When a company sells a used car that was earlier used for business purposes, GST may apply:

  • If the company claimed ITC when purchasing the car → GST will be charged on the entire sale value.
  • If the company did not claim ITC → GST will be charged only on the profit margin at 18%.

Key Takeaways

  • Uniform 18% GST rate on second-hand vehicles (dealers & companies under margin scheme).
  • No GST on car sales between private individuals.
  • No GST if the dealer makes a loss.
  • Dealers cannot claim Input Tax Credit (ITC) under the margin scheme.

FAQs on GST for Second Hand Cars

1. Is GST applicable on second hand cars in India?

Yes, GST applies when second hand cars are sold by GST-registered dealers or companies. The applicable GST rate is 18% under the margin scheme. However, no GST is applicable when a private individual sells a car to another individual.

2. How is GST calculated on used cars under the margin scheme?

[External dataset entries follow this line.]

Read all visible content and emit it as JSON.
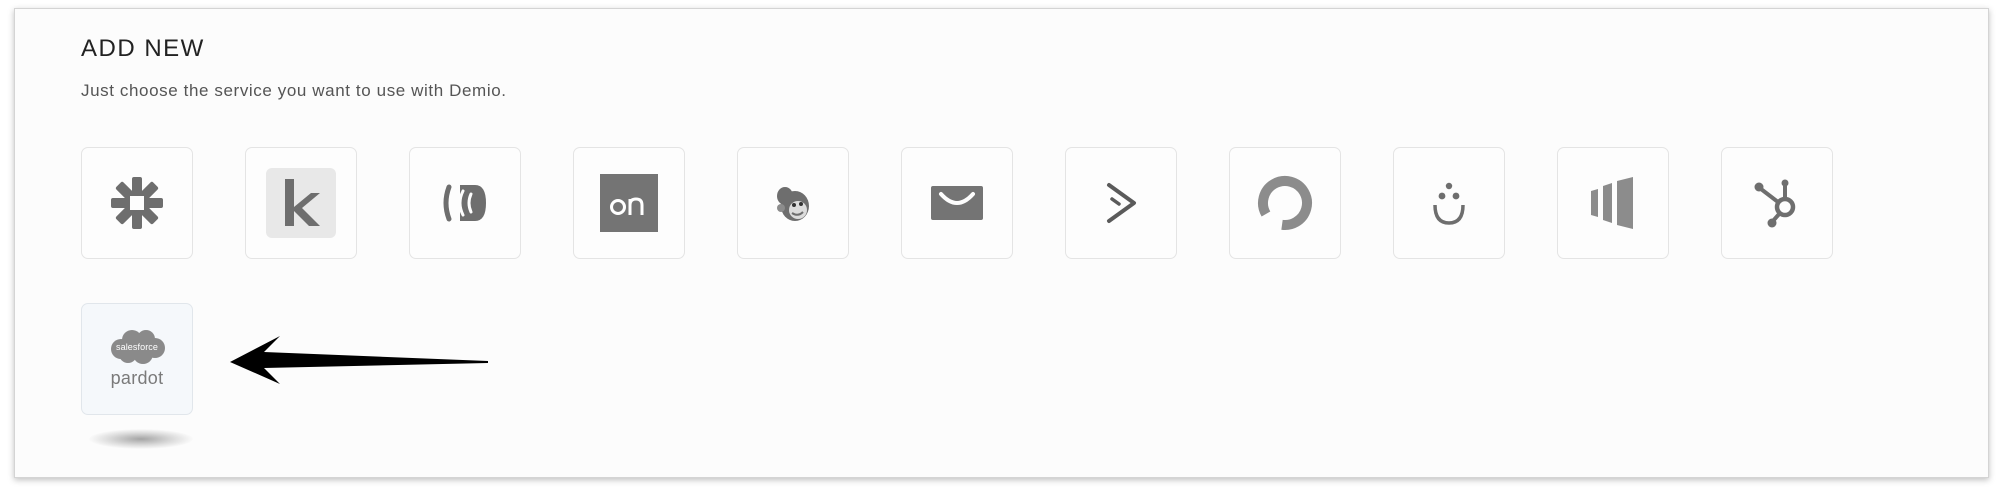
{
  "header": {
    "title": "ADD NEW",
    "subtitle": "Just choose the service you want to use with Demio."
  },
  "services": [
    {
      "icon": "zapier-icon"
    },
    {
      "icon": "keap-icon"
    },
    {
      "icon": "convertkit-icon"
    },
    {
      "icon": "ontraport-icon"
    },
    {
      "icon": "mailchimp-icon"
    },
    {
      "icon": "getresponse-icon"
    },
    {
      "icon": "activecampaign-icon"
    },
    {
      "icon": "constantcontact-icon"
    },
    {
      "icon": "drip-icon"
    },
    {
      "icon": "marketo-icon"
    },
    {
      "icon": "hubspot-icon"
    },
    {
      "icon": "pardot-icon",
      "cloud_text": "salesforce",
      "text": "pardot",
      "highlighted": true
    }
  ],
  "colors": {
    "icon_gray": "#6e6e6e",
    "icon_light_gray": "#8c8c8c",
    "arrow": "#000000",
    "salesforce_cloud": "#8a8a8a"
  }
}
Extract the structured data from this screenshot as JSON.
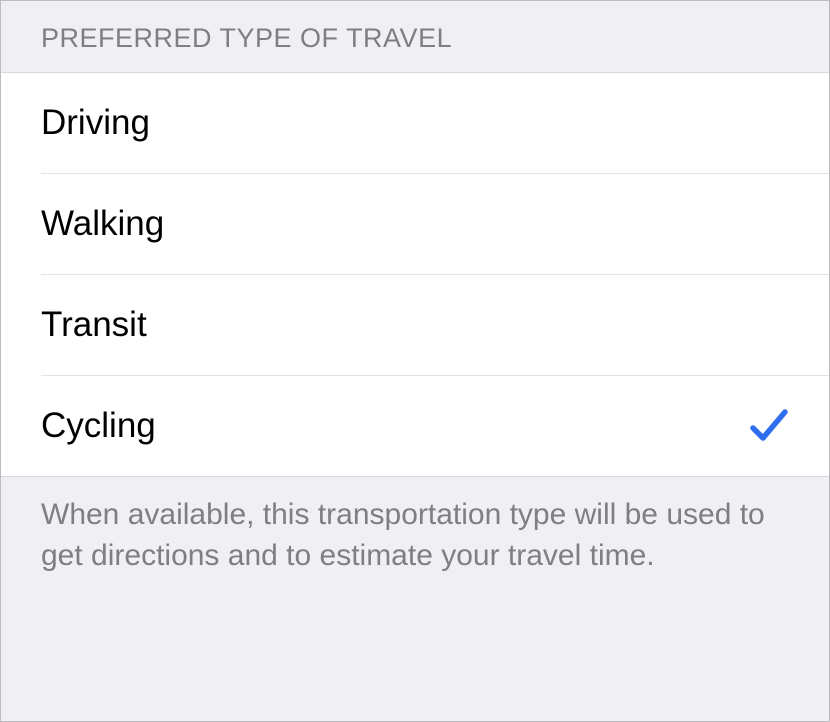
{
  "section": {
    "header": "PREFERRED TYPE OF TRAVEL",
    "footer": "When available, this transportation type will be used to get directions and to estimate your travel time.",
    "items": [
      {
        "label": "Driving",
        "selected": false
      },
      {
        "label": "Walking",
        "selected": false
      },
      {
        "label": "Transit",
        "selected": false
      },
      {
        "label": "Cycling",
        "selected": true
      }
    ]
  },
  "colors": {
    "accent": "#2f6fef"
  }
}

GST is calculated only on the profit margin (selling price – purchase price). For example, if a dealer buys a car for ₹4,00,000 and sells it for ₹5,00,000, the margin is ₹1,00,000 and GST payable is ₹18,000.

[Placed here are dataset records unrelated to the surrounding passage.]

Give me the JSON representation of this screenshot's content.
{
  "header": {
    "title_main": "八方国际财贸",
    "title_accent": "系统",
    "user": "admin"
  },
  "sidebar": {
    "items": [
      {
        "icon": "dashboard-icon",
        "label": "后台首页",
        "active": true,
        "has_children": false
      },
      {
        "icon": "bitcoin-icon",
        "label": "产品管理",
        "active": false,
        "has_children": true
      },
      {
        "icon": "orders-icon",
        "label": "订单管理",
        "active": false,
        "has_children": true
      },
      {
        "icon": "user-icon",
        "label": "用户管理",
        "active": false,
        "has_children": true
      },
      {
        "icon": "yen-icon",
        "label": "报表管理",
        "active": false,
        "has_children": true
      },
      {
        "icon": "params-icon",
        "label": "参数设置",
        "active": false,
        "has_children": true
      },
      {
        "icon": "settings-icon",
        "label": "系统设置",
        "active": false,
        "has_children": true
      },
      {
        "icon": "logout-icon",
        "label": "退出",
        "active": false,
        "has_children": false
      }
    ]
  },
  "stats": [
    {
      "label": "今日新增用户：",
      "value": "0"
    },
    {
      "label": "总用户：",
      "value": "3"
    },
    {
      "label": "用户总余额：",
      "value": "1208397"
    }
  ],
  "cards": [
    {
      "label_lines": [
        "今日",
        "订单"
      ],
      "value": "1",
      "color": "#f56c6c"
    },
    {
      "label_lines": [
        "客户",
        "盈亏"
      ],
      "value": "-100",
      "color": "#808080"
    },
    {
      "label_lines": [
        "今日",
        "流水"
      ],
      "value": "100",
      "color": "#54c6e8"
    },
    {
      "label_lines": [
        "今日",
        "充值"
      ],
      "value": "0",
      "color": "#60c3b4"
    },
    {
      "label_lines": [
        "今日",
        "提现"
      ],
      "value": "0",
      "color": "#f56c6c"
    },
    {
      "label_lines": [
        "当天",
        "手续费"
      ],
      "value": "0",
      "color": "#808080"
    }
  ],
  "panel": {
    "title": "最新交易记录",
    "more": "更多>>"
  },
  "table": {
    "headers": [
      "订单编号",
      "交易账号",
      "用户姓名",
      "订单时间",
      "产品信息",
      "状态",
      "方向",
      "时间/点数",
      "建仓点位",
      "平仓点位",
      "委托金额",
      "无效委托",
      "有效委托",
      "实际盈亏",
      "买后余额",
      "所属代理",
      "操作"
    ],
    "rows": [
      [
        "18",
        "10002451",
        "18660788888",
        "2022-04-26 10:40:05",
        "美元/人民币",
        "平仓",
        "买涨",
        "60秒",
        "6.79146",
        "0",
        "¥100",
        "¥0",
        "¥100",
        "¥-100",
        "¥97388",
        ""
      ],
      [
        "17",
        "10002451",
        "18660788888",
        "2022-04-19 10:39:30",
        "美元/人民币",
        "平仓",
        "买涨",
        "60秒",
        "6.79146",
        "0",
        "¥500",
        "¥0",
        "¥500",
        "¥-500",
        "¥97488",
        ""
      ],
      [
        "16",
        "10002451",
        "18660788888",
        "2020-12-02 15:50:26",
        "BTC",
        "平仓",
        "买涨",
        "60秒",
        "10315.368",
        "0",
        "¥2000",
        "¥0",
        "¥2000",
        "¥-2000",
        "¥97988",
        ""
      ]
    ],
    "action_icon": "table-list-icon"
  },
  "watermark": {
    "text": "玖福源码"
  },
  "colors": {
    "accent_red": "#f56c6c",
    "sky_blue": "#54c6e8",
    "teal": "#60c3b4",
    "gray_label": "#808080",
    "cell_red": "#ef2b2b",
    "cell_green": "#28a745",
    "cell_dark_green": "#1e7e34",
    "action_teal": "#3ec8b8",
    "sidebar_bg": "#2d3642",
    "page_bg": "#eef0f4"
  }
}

3. Do private car sales attract GST?

No, GST is not applicable to car sales between private individuals as it is not considered a business transaction.

4. Can dealers claim Input Tax Credit (ITC) on second hand cars?

No, under the margin scheme, dealers cannot claim ITC on second hand cars. If they claim ITC, then GST will have to be paid on the full sale value instead of just the margin.

5. What is the GST rate on company-owned cars being sold?

If a company had claimed ITC when purchasing the car, GST will be charged on the full sale value. If no ITC was claimed, GST will be charged only on the profit margin at 18%.